Oh, how they must be sniggering in the chic wine bars of Milano today. As elegant fingers control the flow of Pinot Grigio, and Gucci and Prada shopping bags rest casually against their tables, they read that Italy has exited recession, along with the US, Germany, Japan and France. Only country still languishing in the mire is the one whose Prime Minister claimed was "best placed to withstand the recession". And the sniggers turn to joyous celebration as they read that Italy has now passed the UK in the 'prosperity' league. At least that's what happened last time this happened in 1987 - according to today's Telegraph.

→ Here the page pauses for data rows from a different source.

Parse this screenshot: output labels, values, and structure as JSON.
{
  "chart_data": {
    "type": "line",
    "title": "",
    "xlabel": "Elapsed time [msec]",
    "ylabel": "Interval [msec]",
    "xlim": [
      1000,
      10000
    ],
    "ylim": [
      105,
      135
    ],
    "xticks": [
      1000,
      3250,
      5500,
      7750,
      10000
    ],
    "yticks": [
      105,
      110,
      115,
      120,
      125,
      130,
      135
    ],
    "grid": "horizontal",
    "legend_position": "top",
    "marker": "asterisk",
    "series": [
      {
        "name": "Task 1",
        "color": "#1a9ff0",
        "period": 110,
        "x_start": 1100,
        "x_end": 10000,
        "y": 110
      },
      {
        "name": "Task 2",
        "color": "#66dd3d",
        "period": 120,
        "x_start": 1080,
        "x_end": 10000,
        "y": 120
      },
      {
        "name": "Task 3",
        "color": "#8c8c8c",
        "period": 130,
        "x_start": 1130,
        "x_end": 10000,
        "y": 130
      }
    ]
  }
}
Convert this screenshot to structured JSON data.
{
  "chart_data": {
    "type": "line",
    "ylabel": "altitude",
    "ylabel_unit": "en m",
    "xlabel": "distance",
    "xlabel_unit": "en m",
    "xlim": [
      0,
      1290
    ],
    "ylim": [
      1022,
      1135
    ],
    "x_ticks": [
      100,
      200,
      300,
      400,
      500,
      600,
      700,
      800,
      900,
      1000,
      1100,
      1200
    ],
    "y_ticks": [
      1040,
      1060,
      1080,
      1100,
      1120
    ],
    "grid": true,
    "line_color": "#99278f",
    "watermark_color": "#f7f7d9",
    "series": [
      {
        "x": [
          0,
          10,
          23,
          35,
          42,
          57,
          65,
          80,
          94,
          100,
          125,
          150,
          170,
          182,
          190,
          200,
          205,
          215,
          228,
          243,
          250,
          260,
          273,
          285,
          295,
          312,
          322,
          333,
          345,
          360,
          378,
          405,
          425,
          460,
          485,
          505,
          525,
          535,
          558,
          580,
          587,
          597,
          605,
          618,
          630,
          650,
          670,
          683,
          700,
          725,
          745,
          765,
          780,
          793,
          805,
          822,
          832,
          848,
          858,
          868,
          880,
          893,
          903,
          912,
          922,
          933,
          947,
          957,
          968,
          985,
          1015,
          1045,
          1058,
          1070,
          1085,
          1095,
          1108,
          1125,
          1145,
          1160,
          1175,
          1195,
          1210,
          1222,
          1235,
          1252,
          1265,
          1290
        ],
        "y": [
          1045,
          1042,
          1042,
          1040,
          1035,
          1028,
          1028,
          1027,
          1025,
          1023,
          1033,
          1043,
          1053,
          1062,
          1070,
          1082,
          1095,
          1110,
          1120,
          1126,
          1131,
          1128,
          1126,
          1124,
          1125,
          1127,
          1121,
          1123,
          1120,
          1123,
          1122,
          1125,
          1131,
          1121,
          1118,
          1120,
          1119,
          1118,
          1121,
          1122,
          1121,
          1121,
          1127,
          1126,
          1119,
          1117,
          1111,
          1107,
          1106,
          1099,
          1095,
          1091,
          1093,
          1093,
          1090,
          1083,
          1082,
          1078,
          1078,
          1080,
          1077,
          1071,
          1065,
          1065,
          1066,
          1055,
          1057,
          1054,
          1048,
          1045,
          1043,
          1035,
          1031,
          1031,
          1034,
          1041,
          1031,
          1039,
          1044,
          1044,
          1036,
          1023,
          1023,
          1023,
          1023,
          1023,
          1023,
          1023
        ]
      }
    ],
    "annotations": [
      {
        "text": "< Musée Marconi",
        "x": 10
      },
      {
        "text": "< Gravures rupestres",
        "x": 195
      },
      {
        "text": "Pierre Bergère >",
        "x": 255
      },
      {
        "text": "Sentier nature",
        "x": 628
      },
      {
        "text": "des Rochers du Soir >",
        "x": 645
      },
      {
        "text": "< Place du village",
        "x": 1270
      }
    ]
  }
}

During John Major's premiership, the UK regained its lead over the Azzuri. And later, I seem to remember Gordon Brown trumpeting his economic brilliance by boasting that the UK economy had become the fourth strongest in the world. Well, it seems we are now seventh. To make things more worrying, every economic forecaster had predicted that we would be exiting recession during the last quarter. The news that the UK economy shrank by 0.4% between July and September has come as a big surprise. They were all expecting 2% growth. The position is far worse than anyone was expecting.
Now I'm not usually much engaged with the business pages, but this matters. Met a local headteacher today who raised the subject of future funding of education. This is where it does become engaging. Today's news means that the reduction in public spending (whenever it takes place) will inevitably be even worse than we were expecting. And when the Treasury spends less, the budget allocation to the National Assembly is proportionately less, and the Assembly's allocation to local councils is proportionately less, and far and away the biggest budget head of our councils is education. Work it out for yourself. Managing a comprehensive school, or a hospital, or providing care for the elderly and mentally ill is going to a huge challenge over the next few years. There may be sniggering in Milano, but it going to be pain and sacrifice for many of those charged with delivering public services in the UK.